Behavioral results. (A) Participants were faster to respond to repetitions in the left visual field. (B) Participants were more accurate with face versus scene repetitions in the LVF. *p < .05. Error bars reflect ±1 SEM.

Figure 3.

Evoked responses. (A) Time course of FIR parameter estimates for all conditions in every region, modeling the average evoked BOLD response. (B) Average FIR parameter estimates over “stimulated” time points, as an index of response amplitude. Shaded regions and error bars reflect ±1 within-subject SEM.

Figure 4.

Connectivity types. Connectivity was measured between four pairs of ROIs: left V4 and FFA, right V4 and FFA, left V4 and PPA, and right V4 and PPA. These pairs were labeled based on the relevance of the constituent regions to the attended stimuli. Left and right V4 were relevant to right and left attention, respectively. FFA and PPA were relevant to face and scene attention, respectively.

Figure 5.

Background connectivity. (A) Spatial and categorical attention enhanced background connectivity between the ventral temporal region that coded for the attended category and the V4 that coded for the attended location. (B) Background connectivity in each ROI pair by spatial and categorical selectivity. *p < .05. Error bars reflect within-subject SEM.

Figure 6.

Background connectivity in V1, V2, and V3. (A) The interaction between spatial and categorical relevance in V4 was marginally significant in ventral V3 but did not extend into V1 and V2. (B) In the dorsal stream, background connectivity with V1 and V2 was modulated by categorical relevance, but in the opposite direction of V4, with decreased coupling to the category-selective ventral temporal region. Overall, attention to the upper visual field (all conditions) had diverging effects relative to rest, with relatively enhanced connectivity for ventral areas and decreased connectivity for dorsal areas. Error bars reflect within-subject SEM.

Figure 7.

Temporal MUD analysis. (A) For each attention run, the normalized time courses from the right or left V4 were multiplied with the normalized time courses from FFA or PPA. The resulting time course represented the contribution of each time point to the background connectivity between the two regions (the sum of the products is the Pearson correlation coefficient). (A) The graphical intuition for this analysis is that if both ROI time courses have positive or negative normalized values at a given time point, then the time point falls in the first or third quadrant of a scatterplot relating the normalized activity of one region to another.

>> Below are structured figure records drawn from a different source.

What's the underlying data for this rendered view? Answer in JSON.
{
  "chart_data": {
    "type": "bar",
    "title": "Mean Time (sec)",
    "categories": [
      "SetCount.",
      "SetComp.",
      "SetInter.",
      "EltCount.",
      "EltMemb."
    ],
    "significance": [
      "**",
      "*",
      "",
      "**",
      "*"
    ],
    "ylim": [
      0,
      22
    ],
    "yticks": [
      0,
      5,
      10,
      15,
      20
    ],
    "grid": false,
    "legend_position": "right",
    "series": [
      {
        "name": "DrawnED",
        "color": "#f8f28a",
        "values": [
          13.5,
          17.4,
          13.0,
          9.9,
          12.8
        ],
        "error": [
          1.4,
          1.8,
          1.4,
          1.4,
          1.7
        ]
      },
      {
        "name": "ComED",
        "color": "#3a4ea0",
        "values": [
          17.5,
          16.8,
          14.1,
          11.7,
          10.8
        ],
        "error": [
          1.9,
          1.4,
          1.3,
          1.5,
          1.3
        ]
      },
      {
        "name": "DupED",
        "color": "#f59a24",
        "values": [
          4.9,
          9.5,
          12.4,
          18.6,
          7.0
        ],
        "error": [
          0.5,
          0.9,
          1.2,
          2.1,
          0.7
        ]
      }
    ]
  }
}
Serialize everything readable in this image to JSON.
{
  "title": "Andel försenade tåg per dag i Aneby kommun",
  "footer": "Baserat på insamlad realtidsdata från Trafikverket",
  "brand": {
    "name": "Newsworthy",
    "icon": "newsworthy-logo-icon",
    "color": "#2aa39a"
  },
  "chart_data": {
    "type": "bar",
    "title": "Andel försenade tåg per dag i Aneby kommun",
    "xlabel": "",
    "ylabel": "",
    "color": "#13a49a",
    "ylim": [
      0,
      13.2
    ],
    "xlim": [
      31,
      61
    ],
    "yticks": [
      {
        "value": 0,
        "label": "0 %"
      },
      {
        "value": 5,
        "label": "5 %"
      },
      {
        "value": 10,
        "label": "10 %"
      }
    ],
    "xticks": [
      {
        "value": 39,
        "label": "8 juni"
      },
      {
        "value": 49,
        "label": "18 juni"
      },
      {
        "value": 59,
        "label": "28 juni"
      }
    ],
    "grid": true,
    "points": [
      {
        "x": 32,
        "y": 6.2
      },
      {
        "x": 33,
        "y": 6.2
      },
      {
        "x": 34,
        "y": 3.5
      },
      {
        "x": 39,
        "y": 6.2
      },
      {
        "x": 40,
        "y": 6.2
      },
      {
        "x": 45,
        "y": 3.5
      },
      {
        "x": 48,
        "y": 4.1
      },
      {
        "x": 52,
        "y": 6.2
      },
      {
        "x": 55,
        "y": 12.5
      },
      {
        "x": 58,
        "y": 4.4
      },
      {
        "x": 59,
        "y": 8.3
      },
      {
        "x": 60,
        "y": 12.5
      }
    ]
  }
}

Because of the mean-centering of both regions, the best-fit line passes through the origin and thus points in these quadrants support a positive slope. If one time course has a positive value and the other has a negative value, then the time point falls in the second or fourth quadrant, which supports a negative slope. The relative balance of points in quadrants 1/3 versus 2/4 thus determines the sign of the slope, and because of the variance normalization, the value of the slope is the Pearson correlation coefficient. (C) When examining voxels whose BOLD time courses correlated with the product time course for each condition, we observed significant clusters in the core attention network: bilateral IFG, bilateral IPS/SPL, and right TPJ. Contrasts corrected for multiple comparisons using cluster mass thresholding (p < .05; cluster-forming threshold z = 3).